A team from Northwell Health’s Center for AIDS Research and Treatment (CART) at North Shore University Hospital has a multidisciplinary program—complete with social workers, nurse case managers, health educators, and dietitians—and has a 93.6% viral suppression rate. “But, we wanted to look forward and say, ‘Is everyone doing well?’ We wanted to see if there were some people not benefitting equally," explained Joseph McGowan, MD, medical director, CART, in an interview with The American Journal of Managed Care® (AJMC®).
So, the team created a 2-fold initiative. They first collected information on incidence of sexually transmitted infections from the state health department and results of viral loads being sent to the health system. Laying out the data, the team was able to create a heat map that identified where new diagnoses and high-risk behavior was occurring as well as where people with unsuppressed viral loads were residing.
“Long behold, there were certain areas where all of these elements were overlapping,” said McGowan. “So, we called these hot zones. If you looked within these communities, they were at risk for all of these components.”
From there, the team reached out to and worked with these communities. In addition to identifying stakeholders within the community to alert them of their high risk, a community liaison worked with people in the community to identify where they were getting their medical information and where they go to meet people—venues they go to or apps they use—and used these venues to educate people.
“Most people know about HIV. They’ve heard about it, they know how it’s transmitted, but for whatever reason, people don’t necessarily apply that message to themselves, or they may not realize that they’re living in a community of high risk,” said McGowan.
The second component of the initiative is an extensive survey and customized web-based software, RED Cap, through which the team collected and analyzed patient data. Through years of surveying patients on mental health status, housing status, and other psychosocial characteristics, the social workers were able to come up with a vast survey done with patients twice a year.

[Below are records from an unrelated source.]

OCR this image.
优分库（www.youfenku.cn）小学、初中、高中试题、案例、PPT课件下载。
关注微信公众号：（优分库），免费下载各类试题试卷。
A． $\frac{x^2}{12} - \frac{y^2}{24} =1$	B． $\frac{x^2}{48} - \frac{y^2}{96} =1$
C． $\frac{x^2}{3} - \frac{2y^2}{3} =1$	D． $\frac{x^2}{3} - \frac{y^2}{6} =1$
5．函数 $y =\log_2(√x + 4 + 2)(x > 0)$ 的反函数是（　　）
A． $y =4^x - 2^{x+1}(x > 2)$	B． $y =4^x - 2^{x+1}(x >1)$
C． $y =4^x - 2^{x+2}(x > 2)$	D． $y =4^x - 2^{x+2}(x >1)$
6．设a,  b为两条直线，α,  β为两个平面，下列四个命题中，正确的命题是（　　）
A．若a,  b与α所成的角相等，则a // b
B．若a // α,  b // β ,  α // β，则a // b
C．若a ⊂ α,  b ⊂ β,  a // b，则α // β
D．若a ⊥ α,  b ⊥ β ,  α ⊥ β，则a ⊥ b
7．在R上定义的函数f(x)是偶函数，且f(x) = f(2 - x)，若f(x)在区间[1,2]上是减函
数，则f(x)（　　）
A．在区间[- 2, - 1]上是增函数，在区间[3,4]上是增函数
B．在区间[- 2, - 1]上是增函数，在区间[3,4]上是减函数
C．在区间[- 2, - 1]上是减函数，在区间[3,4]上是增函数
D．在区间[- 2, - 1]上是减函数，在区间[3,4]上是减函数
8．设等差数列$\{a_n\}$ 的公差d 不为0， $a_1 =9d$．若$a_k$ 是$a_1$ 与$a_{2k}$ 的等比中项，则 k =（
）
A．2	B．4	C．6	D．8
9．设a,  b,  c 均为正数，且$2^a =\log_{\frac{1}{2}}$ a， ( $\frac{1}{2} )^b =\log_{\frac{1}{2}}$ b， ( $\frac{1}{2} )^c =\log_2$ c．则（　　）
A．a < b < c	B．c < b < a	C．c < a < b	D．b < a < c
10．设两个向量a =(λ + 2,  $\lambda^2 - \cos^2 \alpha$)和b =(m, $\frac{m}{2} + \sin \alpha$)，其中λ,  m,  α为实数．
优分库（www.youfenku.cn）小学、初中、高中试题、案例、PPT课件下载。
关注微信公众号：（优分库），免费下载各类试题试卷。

The meta-driven survey creates branching logic for the questions, so patient questions are based on their previous answers. Through these answers and logged data, the team is able to identify various disparities, explained Richard Varghese, who is part of the CART team, in an interview with AJMC®. The survey is able to recognize the relationship between variables, such as housing status, depression, insurance type, and food access, and viral suppression load.
“This information is given to the social worker in real-time so as the patient is having a discussion with the social worker, the social worker is immediately able to identify barriers facing the patient and make referrals for any needs,” said Varghese.